MASKULL LASSERRE at Centre Space (65 George), to January 19. 416-323-1373. Rating: NNNN
In Maskull Lasserre's cabinet of curiosities, the cabinet provides the raw material for the natural history specimens. Using his virtuoso carving skills, the young Montreal-based sculptor magically unleashes insects and animal skeletons from the wood of an old door, a chair and musical instruments and tools.
Lasserre's sculptures combine a love of old-school woodworking and tinkering, a sense of the macabre, meditations on nature and culture and musical/visual synaesthesia.
Like ghosts in a haunted house, his stunningly accurate little skeletons crawl from the corners or edges of large household objects. Rough gouges surrounding the finely rendered creatures give the impression that they might have just chewed their way out.
From a circle of violent carving tool marks, a large realistic wooden beetle (you can imagine its buzzing) explodes out of the high-note end of the keyboard of a piano hanging at a precarious angle from the ceiling.
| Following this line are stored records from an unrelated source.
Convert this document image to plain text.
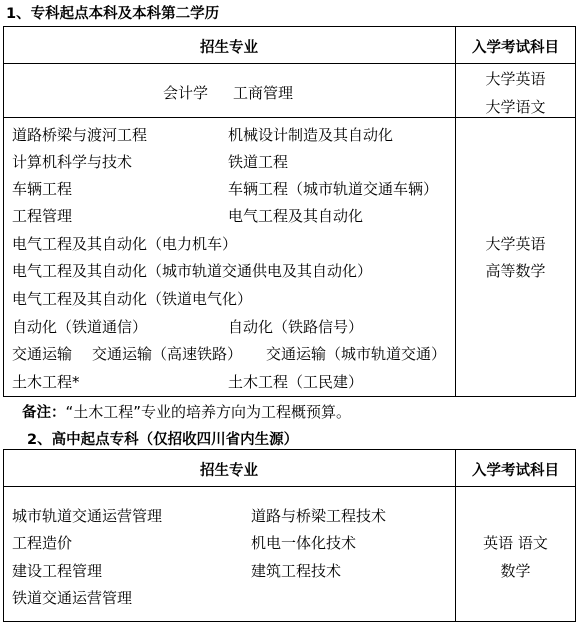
1、专科起点本科及本科第二学历
招生专业	入学考试科目
会计学 工商管理
大学英语
大学语文
道路桥梁与渡河工程	机械设计制造及其自动化
计算机科学与技术	铁道工程
车辆工程	车辆工程（城市轨道交通车辆）
工程管理	电气工程及其自动化
电气工程及其自动化（电力机车）
电气工程及其自动化（城市轨道交通供电及其自动化）
电气工程及其自动化（铁道电气化）
自动化（铁道通信）	自动化（铁路信号）
交通运输 交通运输（高速铁路） 交通运输（城市轨道交通）
土木工程*	土木工程（工民建）
大学英语
高等数学
备注：“土木工程”专业的培养方向为工程概预算。
2、高中起点专科（仅招收四川省内生源）
招生专业	入学考试科目
城市轨道交通运营管理	道路与桥梁工程技术
工程造价	机电一体化技术
建设工程管理	建筑工程技术
铁道交通运营管理
英语 语文
数学
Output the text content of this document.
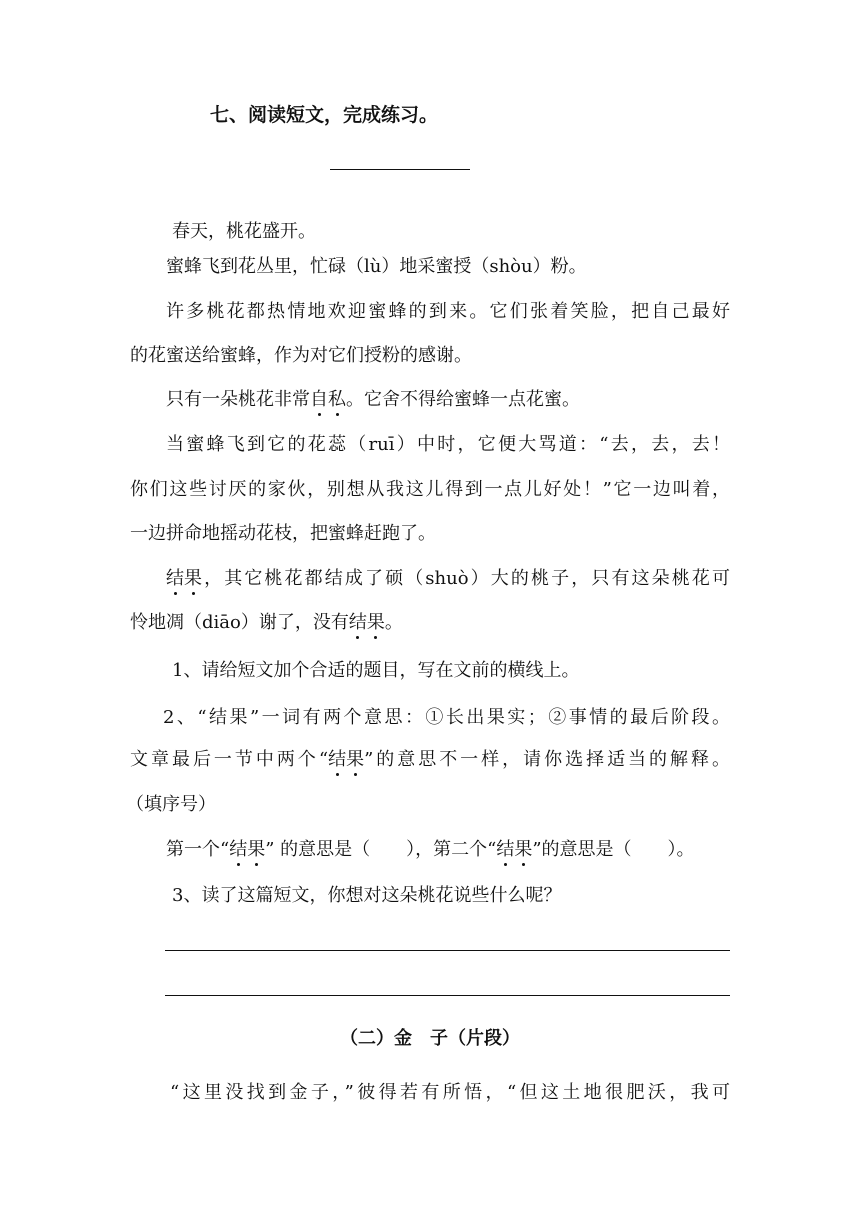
七、阅读短文，完成练习。
春天，桃花盛开。
蜜蜂飞到花丛里，忙碌（lù）地采蜜授（shòu）粉。
许多桃花都热情地欢迎蜜蜂的到来。它们张着笑脸，把自己最好
的花蜜送给蜜蜂，作为对它们授粉的感谢。
只有一朵桃花非常自私。它舍不得给蜜蜂一点花蜜。
当蜜蜂飞到它的花蕊（ruī）中时，它便大骂道：“去，去，去！
你们这些讨厌的家伙，别想从我这儿得到一点儿好处！”它一边叫着，
一边拼命地摇动花枝，把蜜蜂赶跑了。
结果，其它桃花都结成了硕（shuò）大的桃子，只有这朵桃花可
怜地凋（diāo）谢了，没有结果。
1、请给短文加个合适的题目，写在文前的横线上。
2、“结果”一词有两个意思：①长出果实；②事情的最后阶段。
文章最后一节中两个“结果”的意思不一样，请你选择适当的解释。
（填序号）
第一个“结果” 的意思是（　　），第二个“结果”的意思是（　　）。
3、读了这篇短文，你想对这朵桃花说些什么呢？
（二）金　子（片段）
“这里没找到金子，”彼得若有所悟，“但这土地很肥沃，我可
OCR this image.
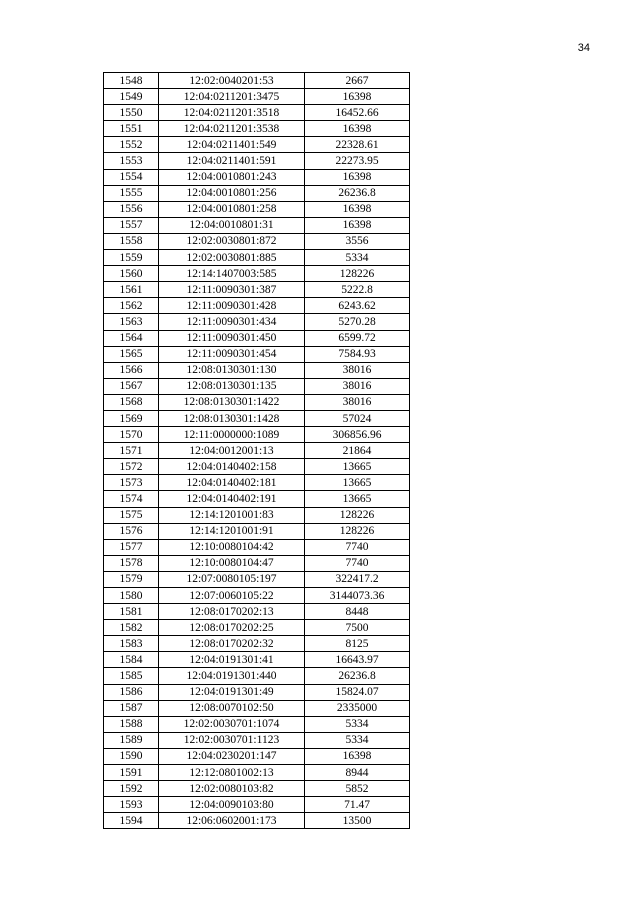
34
1548	12:02:0040201:53	2667
1549	12:04:0211201:3475	16398
1550	12:04:0211201:3518	16452.66
1551	12:04:0211201:3538	16398
1552	12:04:0211401:549	22328.61
1553	12:04:0211401:591	22273.95
1554	12:04:0010801:243	16398
1555	12:04:0010801:256	26236.8
1556	12:04:0010801:258	16398
1557	12:04:0010801:31	16398
1558	12:02:0030801:872	3556
1559	12:02:0030801:885	5334
1560	12:14:1407003:585	128226
1561	12:11:0090301:387	5222.8
1562	12:11:0090301:428	6243.62
1563	12:11:0090301:434	5270.28
1564	12:11:0090301:450	6599.72
1565	12:11:0090301:454	7584.93
1566	12:08:0130301:130	38016
1567	12:08:0130301:135	38016
1568	12:08:0130301:1422	38016
1569	12:08:0130301:1428	57024
1570	12:11:0000000:1089	306856.96
1571	12:04:0012001:13	21864
1572	12:04:0140402:158	13665
1573	12:04:0140402:181	13665
1574	12:04:0140402:191	13665
1575	12:14:1201001:83	128226
1576	12:14:1201001:91	128226
1577	12:10:0080104:42	7740
1578	12:10:0080104:47	7740
1579	12:07:0080105:197	322417.2
1580	12:07:0060105:22	3144073.36
1581	12:08:0170202:13	8448
1582	12:08:0170202:25	7500
1583	12:08:0170202:32	8125
1584	12:04:0191301:41	16643.97
1585	12:04:0191301:440	26236.8
1586	12:04:0191301:49	15824.07
1587	12:08:0070102:50	2335000
1588	12:02:0030701:1074	5334
1589	12:02:0030701:1123	5334
1590	12:04:0230201:147	16398
1591	12:12:0801002:13	8944
1592	12:02:0080103:82	5852
1593	12:04:0090103:80	71.47
1594	12:06:0602001:173	13500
A long-tailed animal skeleton crouches at the bottom of an old door, joining it to a fragment of a rolling pin. You might like to think it's some shy forest dweller, but it's actually a more common, less charming home invader, Rat, impinging on the retro domesticity represented by the kitchen utensil.
As he does in Rat, Lasserre explores the idea of joining an active tool to a more passive object by carving an ear emerging from violin in its case or a bird skeleton from the handle of an axe resting on chair. The latter work also hints at his fascination with more dangerous tools; this show doesn't include his functioning guillotine or shootable rifle/violin hybrid.
Given that obsession, you'd expect the wooden rope fashioned from the end of a large tree branch to form a noose, but enigmatically, it appears to be a utilitarian loop that could be used as a simple hanger or tie-off.
Lasserre's elegant work puts a new twist on the art of the found object.